A Novel Fault Diagnosis Method for Rotor-Bearing System Based on Instantaneous Orbit Fusion Feature Image and Deep Convolutional Neural Network

Abstract

The rotor-bearing system of large rotating machinery has multiple bearings with complex vibration correlations, which significantly affect the effectiveness of intelligent diagnosis in industrial production. In this article, a new framework of fault diagnosis for the rotor with multiple bearings is proposed. The framework is composed of two parts: 1) instantaneous orbit feature fusion image construction; 2) the deep convolutional network based on transfer learning. The multivariate complex variational mode decomposition (MCVMD) is adopted to decompose the complex-valued signals of multiple bearings, which can make full use of the joint information between signals by considering the axis orbit of each bearing simultaneously.

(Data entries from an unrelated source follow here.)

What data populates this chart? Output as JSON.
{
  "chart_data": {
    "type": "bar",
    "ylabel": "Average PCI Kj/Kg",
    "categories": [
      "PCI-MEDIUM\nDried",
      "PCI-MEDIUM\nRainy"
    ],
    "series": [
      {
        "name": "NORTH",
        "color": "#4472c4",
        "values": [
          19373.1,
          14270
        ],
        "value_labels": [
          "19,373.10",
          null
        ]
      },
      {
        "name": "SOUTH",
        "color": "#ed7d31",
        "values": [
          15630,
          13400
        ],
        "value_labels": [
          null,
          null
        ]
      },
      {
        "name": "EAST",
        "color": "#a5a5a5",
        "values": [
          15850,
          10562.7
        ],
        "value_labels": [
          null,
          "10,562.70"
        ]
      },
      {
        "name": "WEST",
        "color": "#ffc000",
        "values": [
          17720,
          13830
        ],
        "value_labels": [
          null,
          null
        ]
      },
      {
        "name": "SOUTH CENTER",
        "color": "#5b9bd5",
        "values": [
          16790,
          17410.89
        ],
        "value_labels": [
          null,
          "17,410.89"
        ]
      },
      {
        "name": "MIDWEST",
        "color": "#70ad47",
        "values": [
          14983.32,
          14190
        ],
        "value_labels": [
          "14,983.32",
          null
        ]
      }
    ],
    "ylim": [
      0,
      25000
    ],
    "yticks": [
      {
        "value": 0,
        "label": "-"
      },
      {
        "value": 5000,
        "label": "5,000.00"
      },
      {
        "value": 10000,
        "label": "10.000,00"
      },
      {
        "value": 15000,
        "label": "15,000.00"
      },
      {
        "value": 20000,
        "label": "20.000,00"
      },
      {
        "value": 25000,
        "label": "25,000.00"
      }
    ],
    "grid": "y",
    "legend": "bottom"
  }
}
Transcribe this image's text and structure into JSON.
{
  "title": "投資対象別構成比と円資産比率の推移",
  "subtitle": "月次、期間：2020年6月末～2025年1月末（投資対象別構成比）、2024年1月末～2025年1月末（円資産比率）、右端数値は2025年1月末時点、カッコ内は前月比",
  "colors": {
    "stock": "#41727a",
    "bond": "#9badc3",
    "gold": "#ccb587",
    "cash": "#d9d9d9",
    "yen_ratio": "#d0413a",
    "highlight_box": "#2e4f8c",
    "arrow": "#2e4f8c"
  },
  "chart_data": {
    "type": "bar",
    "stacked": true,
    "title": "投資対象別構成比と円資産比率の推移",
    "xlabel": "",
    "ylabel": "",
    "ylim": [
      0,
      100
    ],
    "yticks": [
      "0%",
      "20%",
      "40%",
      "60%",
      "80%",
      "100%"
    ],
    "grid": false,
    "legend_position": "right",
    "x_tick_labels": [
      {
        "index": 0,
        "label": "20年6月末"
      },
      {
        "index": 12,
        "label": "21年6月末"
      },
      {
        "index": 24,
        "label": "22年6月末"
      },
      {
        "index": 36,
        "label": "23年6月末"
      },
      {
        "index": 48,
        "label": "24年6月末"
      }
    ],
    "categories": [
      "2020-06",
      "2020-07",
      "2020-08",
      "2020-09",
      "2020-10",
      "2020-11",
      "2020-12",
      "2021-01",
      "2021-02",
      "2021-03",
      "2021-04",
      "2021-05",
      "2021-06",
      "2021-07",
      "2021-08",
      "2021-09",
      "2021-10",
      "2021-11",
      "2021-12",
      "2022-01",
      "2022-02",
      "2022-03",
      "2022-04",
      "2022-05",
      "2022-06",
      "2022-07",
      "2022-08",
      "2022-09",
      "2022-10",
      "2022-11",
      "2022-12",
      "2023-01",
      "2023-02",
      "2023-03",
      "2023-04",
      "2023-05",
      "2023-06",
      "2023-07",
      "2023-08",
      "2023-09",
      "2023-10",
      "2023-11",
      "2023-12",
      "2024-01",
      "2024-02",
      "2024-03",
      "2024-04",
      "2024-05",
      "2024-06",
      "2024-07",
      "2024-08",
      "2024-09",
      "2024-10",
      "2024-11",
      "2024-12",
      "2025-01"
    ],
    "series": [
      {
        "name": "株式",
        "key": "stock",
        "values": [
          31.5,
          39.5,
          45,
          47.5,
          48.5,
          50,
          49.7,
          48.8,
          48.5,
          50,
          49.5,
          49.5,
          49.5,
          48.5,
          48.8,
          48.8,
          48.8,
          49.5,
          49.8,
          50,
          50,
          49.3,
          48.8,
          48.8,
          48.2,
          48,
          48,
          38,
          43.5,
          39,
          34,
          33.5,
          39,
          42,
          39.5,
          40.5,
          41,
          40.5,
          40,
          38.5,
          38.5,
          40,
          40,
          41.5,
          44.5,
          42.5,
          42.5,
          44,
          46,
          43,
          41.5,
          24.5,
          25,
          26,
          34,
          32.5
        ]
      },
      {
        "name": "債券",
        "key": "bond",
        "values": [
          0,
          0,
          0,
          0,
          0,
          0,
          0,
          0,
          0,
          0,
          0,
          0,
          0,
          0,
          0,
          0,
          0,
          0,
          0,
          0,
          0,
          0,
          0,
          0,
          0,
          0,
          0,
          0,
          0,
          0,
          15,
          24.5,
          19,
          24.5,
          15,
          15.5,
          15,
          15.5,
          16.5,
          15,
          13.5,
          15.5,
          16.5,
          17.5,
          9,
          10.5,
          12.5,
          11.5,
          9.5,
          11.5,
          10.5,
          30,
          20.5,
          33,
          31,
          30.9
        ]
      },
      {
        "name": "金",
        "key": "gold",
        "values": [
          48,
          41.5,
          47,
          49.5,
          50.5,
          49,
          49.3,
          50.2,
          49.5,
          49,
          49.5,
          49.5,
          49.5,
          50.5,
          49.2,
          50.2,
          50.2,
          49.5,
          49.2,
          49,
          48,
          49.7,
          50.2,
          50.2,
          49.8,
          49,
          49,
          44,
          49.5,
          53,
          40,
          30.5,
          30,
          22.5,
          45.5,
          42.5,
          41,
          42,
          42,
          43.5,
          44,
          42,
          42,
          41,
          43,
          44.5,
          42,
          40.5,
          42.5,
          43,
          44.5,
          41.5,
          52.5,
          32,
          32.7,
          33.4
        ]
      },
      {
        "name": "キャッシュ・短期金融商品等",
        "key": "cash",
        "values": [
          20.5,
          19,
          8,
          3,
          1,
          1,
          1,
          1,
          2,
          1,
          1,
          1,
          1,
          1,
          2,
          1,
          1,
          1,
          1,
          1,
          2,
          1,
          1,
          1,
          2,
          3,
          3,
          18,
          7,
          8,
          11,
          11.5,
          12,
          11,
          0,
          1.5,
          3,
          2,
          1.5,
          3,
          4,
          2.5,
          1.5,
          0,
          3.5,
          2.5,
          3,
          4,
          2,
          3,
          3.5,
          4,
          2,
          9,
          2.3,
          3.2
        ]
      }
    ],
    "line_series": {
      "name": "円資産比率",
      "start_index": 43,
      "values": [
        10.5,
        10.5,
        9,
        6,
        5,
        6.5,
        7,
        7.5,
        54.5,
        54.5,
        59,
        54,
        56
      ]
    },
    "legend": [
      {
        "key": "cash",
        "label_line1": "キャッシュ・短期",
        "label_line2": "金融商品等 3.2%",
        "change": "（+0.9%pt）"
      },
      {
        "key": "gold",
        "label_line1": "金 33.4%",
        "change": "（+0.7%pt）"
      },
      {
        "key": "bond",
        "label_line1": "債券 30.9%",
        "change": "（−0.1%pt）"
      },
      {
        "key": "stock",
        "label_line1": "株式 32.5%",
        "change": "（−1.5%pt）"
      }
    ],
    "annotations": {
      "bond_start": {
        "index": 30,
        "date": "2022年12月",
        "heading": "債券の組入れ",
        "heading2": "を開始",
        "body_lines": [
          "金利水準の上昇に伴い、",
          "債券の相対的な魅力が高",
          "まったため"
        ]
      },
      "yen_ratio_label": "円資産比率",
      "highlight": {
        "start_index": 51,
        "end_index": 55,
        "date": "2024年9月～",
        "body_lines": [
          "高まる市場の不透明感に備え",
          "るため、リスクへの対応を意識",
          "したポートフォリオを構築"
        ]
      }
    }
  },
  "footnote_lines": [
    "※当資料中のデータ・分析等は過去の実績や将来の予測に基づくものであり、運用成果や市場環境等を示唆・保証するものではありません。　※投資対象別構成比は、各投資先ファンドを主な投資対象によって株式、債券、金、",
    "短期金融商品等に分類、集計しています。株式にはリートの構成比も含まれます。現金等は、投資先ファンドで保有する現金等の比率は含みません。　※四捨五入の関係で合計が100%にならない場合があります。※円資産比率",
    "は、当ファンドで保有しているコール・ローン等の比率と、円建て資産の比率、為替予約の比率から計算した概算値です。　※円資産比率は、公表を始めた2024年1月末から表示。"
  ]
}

To our best knowledge, it is the first attempt of applying MCVMD to the field of fault diagnosis. Then, multiple orbit features are derived from the decomposed signals to reflect the transient state of vibration. Finally, the fusion feature images, constructed by the orbit features of multiple bearings, can exhaustively present the overall status of the rotor-bearing system. Parameter transfer is used for the deep convolutional network to solve the time-consuming training problem. The experiment and verification is carried out on three steam turbines and the pumped storage unit. The results demonstrate that the proposed method outperforms the existing approaches based on the original signal, frequency, or time-frequency features.